At least 65 percent of the population works in the so-called informal sector, which includes most of the country’s miners, who have formed cooperatives to carry out subsistence mining. Previously, miners constituted the largest section of the Bolivian working class and played the decisive role in the 1952 Bolivian revolution and a host of subsequent social struggles. In the mid-1980s, the government shut down most of the state-owned mining operations and laid off some three-quarters of the country’s mine workers as Bolivia’s resources were rapidly privatized.

The commodities boom, in large part driven by the expansion of China’s economy, provided the basis for Bolivia’s average annual growth rate as well as expanded employment and increased living standards for the country’s miners. With the ongoing slump in demand for raw materials, these gains are threatened throughout Latin America, and in Bolivia the consequences are erupting in the streets.

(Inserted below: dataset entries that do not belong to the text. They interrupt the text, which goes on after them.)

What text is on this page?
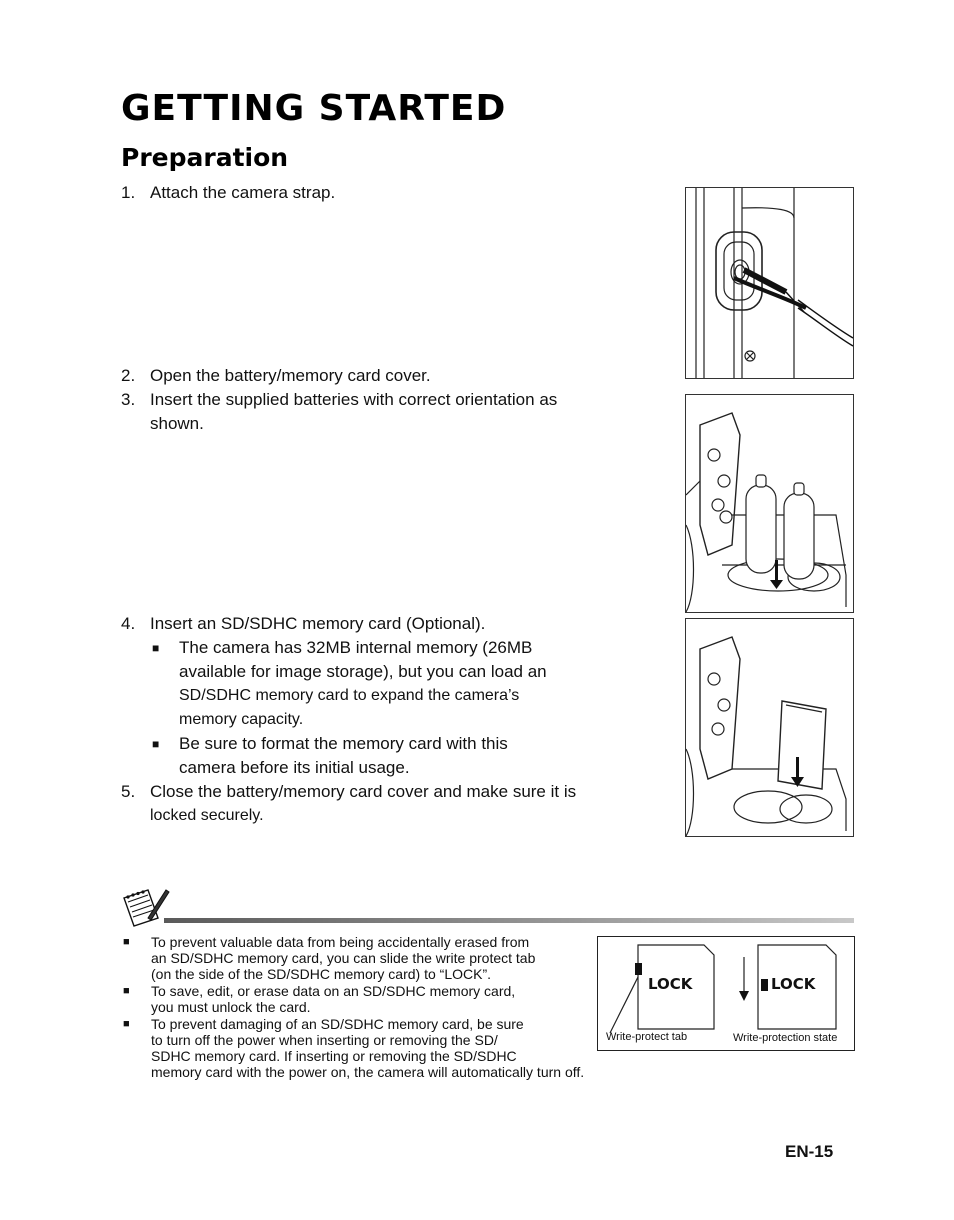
GETTING STARTED
Preparation
1. Attach the camera strap.
2. Open the battery/memory card cover.
3. Insert the supplied batteries with correct orientation as
shown.
4. Insert an SD/SDHC memory card (Optional).
■ The camera has 32MB internal memory (26MB
available for image storage), but you can load an
SD/SDHC memory card to expand the camera’s
memory capacity.
■ Be sure to format the memory card with this
camera before its initial usage.
5. Close the battery/memory card cover and make sure it is
locked securely.
■ To prevent valuable data from being accidentally erased from
an SD/SDHC memory card, you can slide the write protect tab
(on the side of the SD/SDHC memory card) to “LOCK”.
■ To save, edit, or erase data on an SD/SDHC memory card,
you must unlock the card.
■ To prevent damaging of an SD/SDHC memory card, be sure
to turn off the power when inserting or removing the SD/
SDHC memory card. If inserting or removing the SD/SDHC
memory card with the power on, the camera will automatically turn off.
LOCK	LOCK
Write-protect tab	Write-protection state
EN-15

The demands of the Potosí strikers are for the government to carry out promises to build hospitals, airports, factories and other facilities to provide a stable base of employment in the region. The protest has enjoyed broad popular support even while resulting in growing hardships as the blockaded city runs out of food and medicine, and ATM machines run out of cash.

Morales, whose election was hailed by the pseudo-left layers in Europe and North America as some new road to socialism, has viciously denounced the strikers, calling them “traitors” and tools of the political right seeking to sow divisions to enable imperialism to loot Bolivia’s resources.

The reality is that Morales needs no help from anyone on this score. In his third term, his MAS has largely incorporated the old political right based on the agribusiness and ranching aristocracy centered in Santa Cruz, who now view him as a viable custodian of their interests and whose candidates in many cases joined the MAS ticket.

As for US capitalism, the Morales government recently received a clean bill of health from the Fitch rating agency, which upgraded Bolivia to a rating of “BB+ from “BB-”, assessing that the country has a stable outlook and that, Morales’ “socialist” pretensions notwithstanding, Bolivia is open for exploitation by the transnational corporations and banks.

“Regulatory uncertainty and nationalization risks have eased,” according to Fitch. “Government and businesses agreed on reforms to the investment regime that facilitate private participation in sectors that are not subject to state control ... The authorities ceased nationalizations in 2013 and have paid US$690 million (2 percent of GDP) in compensation to multinational companies.”

Just how far the Morales government is prepared to go in lifting the restrictions on foreign exploitation of Bolivia’s resources was spelled out by the president himself on Tuesday when he addressed the Fifth International Oil and Gas Congress convened by the Bolivian state energy company YPFB.

He announced that he will allow international energy conglomerates to begin aggressive exploration for oil and gas within the boundaries of seven Bolivian national parks, supposedly created to protect the country’s national environment as well as the rights of its indigenous population.

“We’ve made a decision,” he told those attending the congress, which included representatives from at least 25 foreign oil corporations. “It’s our right to conduct exploration in protected areas, and we’re going to do it aggressively.” Morales has also issued a decree allowing the diversion of water from peasant farming to mining operations and begun studies to assess the profitability of fracking to exploit the country’s shale gas deposits. All this from a president who has postured on the world stage as a champion of the environment.

All of these measures, designed to maintain growth rates and preserve the interests of both national and international capital, are creating the conditions for an eruption of class struggle in Bolivia.